Demand for studios on the secondary housing market in Sevastopol increased by 23% over the year
CrimeaPRESS reports:
Avito Real Estate analysts summed up the results of the year on the secondary housing market in Russia, comparing data for the full 11 months of 2022 and 2023. During this time, demand on the platform for older apartments increased by 9%. The popularity of studios increased the most (+17% per year). The supply did not grow that much — by 3% on average in the market. Prices over the year increased by 13% per object and 10% in terms of square meters. Interestingly, at the end of the year, studios were the only format that became more accessible to buyers than a year ago. The cost of such compact housing decreased by 2% per object and by 6% per square meter.
To support the ruble throughout 2023, the Central Bank raised the key rate. Because of this, mortgage rates increased, following which new buildings became more expensive, and then secondary apartments “caught up”: after all, many buyers first sell their current home in order to buy a new one. However, the market behaves differently in different cities. For example, in Moscow over the year, demand decreased by 11%, supply by 10%, and the cost per square meter by 2%. This was partly due to an increase in the average size of the property in the capital — large apartments are cheaper per square meter — partly due to a cooling of the market as a result of rising mortgage rates. We expect that next year, in the context of “expensive” credit money, this trend will become characteristic not only of the capital, but also of other cities: people will rely more on their own rather than on borrowed funds, and therefore will rather prefer to buy budget properties of a compact format: studios or one-room apartments. And someone, in conditions of uncertainty about inflation, will postpone the idea of expanding— the press service of the head of secondary and suburban real estate at Avito Real Estate quotes Sergei Khakhulin.

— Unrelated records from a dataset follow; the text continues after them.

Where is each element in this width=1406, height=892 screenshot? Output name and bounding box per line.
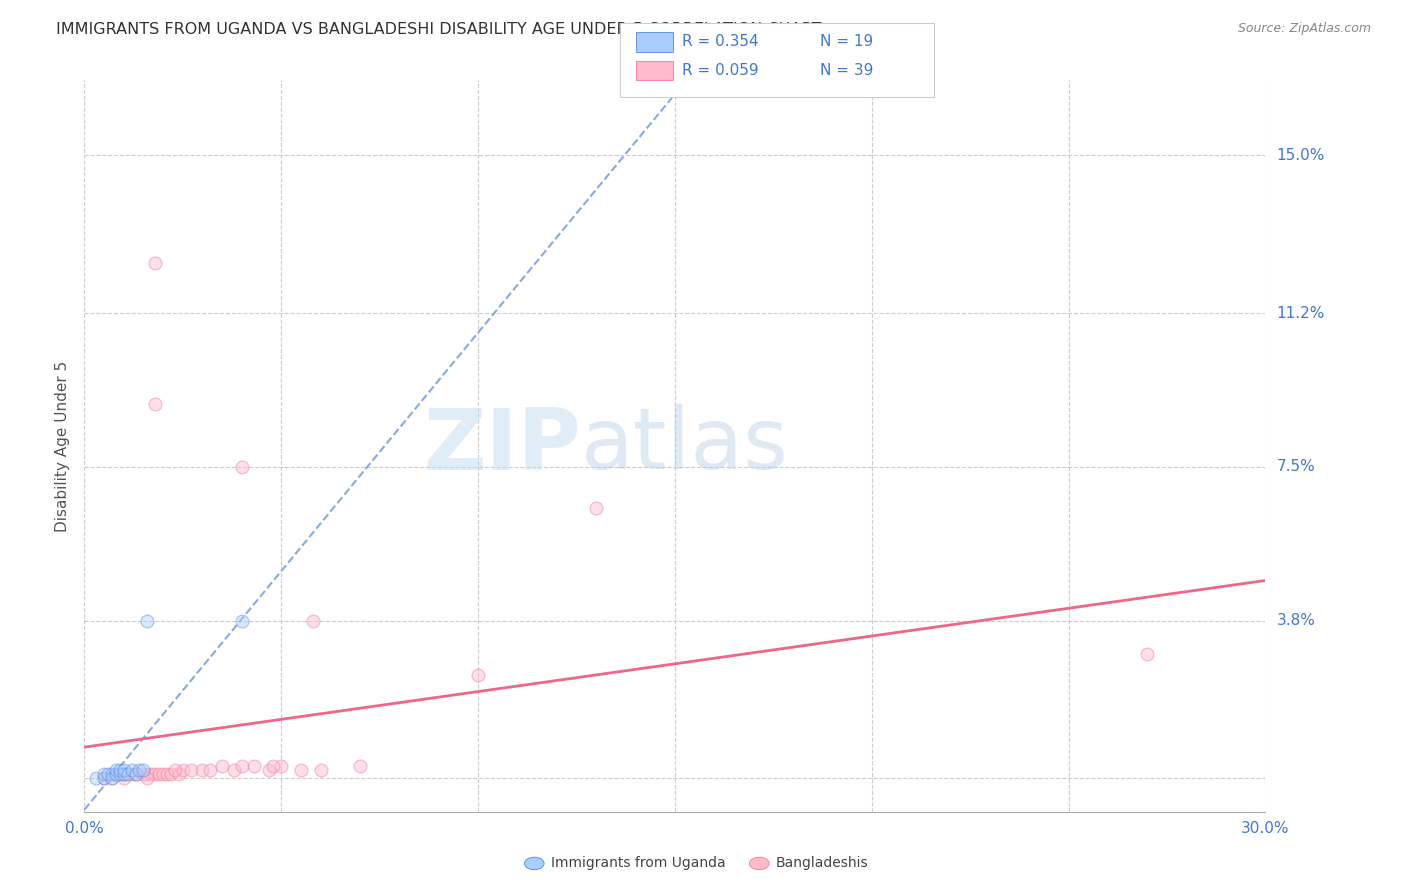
- Point: [1136, 647, 1159, 661]
- Point: [124, 767, 146, 781]
- Text: 3.8%: 3.8%: [1277, 613, 1316, 628]
- Point: [148, 767, 170, 781]
- Point: [132, 763, 155, 777]
- Point: [585, 501, 607, 516]
- Point: [108, 767, 131, 781]
- Point: [262, 759, 284, 773]
- Point: [152, 767, 174, 781]
- Point: [191, 763, 214, 777]
- Point: [467, 667, 489, 681]
- Point: [101, 772, 124, 786]
- Point: [167, 767, 190, 781]
- Point: [101, 767, 124, 781]
- Point: [136, 767, 159, 781]
- Text: IMMIGRANTS FROM UGANDA VS BANGLADESHI DISABILITY AGE UNDER 5 CORRELATION CHART: IMMIGRANTS FROM UGANDA VS BANGLADESHI DI…: [56, 22, 821, 37]
- Point: [231, 614, 253, 628]
- Text: atlas: atlas: [581, 404, 789, 488]
- Point: [136, 772, 159, 786]
- Point: [143, 767, 166, 781]
- Point: [222, 763, 245, 777]
- Text: Source: ZipAtlas.com: Source: ZipAtlas.com: [1237, 22, 1371, 36]
- Point: [143, 397, 166, 411]
- Point: [172, 763, 194, 777]
- Point: [93, 767, 115, 781]
- Text: 15.0%: 15.0%: [1277, 147, 1324, 162]
- Point: [141, 767, 163, 781]
- Point: [309, 763, 332, 777]
- Point: [349, 759, 371, 773]
- Point: [121, 767, 143, 781]
- Text: ZIP: ZIP: [423, 404, 581, 488]
- Point: [112, 772, 135, 786]
- Point: [242, 759, 264, 773]
- Point: [200, 763, 222, 777]
- Point: [97, 767, 120, 781]
- Point: [93, 772, 115, 786]
- Point: [301, 614, 323, 628]
- Point: [104, 767, 127, 781]
- Point: [211, 759, 233, 773]
- Point: [290, 763, 312, 777]
- Point: [231, 459, 253, 474]
- Point: [270, 759, 292, 773]
- Point: [259, 763, 281, 777]
- Point: [112, 767, 135, 781]
- Point: [104, 767, 127, 781]
- Text: 11.2%: 11.2%: [1277, 306, 1324, 320]
- Point: [101, 772, 124, 786]
- Point: [117, 767, 139, 781]
- Point: [108, 763, 131, 777]
- Text: N = 19: N = 19: [820, 35, 873, 49]
- Text: Bangladeshis: Bangladeshis: [776, 856, 869, 871]
- Point: [128, 763, 150, 777]
- Point: [143, 256, 166, 270]
- Point: [231, 759, 253, 773]
- Point: [136, 614, 159, 628]
- Point: [156, 767, 179, 781]
- Point: [132, 767, 155, 781]
- Point: [93, 772, 115, 786]
- Point: [180, 763, 202, 777]
- Point: [104, 763, 127, 777]
- Point: [112, 763, 135, 777]
- Y-axis label: Disability Age Under 5: Disability Age Under 5: [55, 360, 70, 532]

Over the course of the year, demand on the secondary housing market at Avito Real Estate increased in 29 of the 33 cities participating in the study. Interest in apartments increased most in Simferopol (+49%), Krasnodar (+29%), Yekaterinburg (+28%) and Kazan (+23%). In St. Petersburg, the growth was 21%, and in Moscow, the demand for the old fund decreased by 11%.
Supply increased in 23 out of 33 cities during the reporting period. The most significant increase was in Tyumen (+20%), Novosibirsk (+18%) and Yekaterinburg (+14%). The number of old stock properties available for purchase in Sochi (-17%), Moscow (-10%) and a number of other cities decreased.
The cost of secondary apartments increased over the year in most regions that participated in the Avito Real Estate study. The exceptions in terms of the cost per square meter were Kaliningrad (-8%), Krasnodar (-3%), Sevastopol and Moscow (-2%), as well as St. Petersburg and Sochi, in which the price per square meter in the old fund for year has not changed.
As for the most compact housing format, the cost per square meter in studios on the secondary market decreased over the year in Krasnodar (-7%), Kaliningrad (-6%) and Moscow (-4%). Such objects have risen in price the most in terms of square footage in Chelyabinsk (+22%), Omsk (+20%), Saratov and Tomsk (+18% each). The cost per facility in these and other study cities is presented in the graph.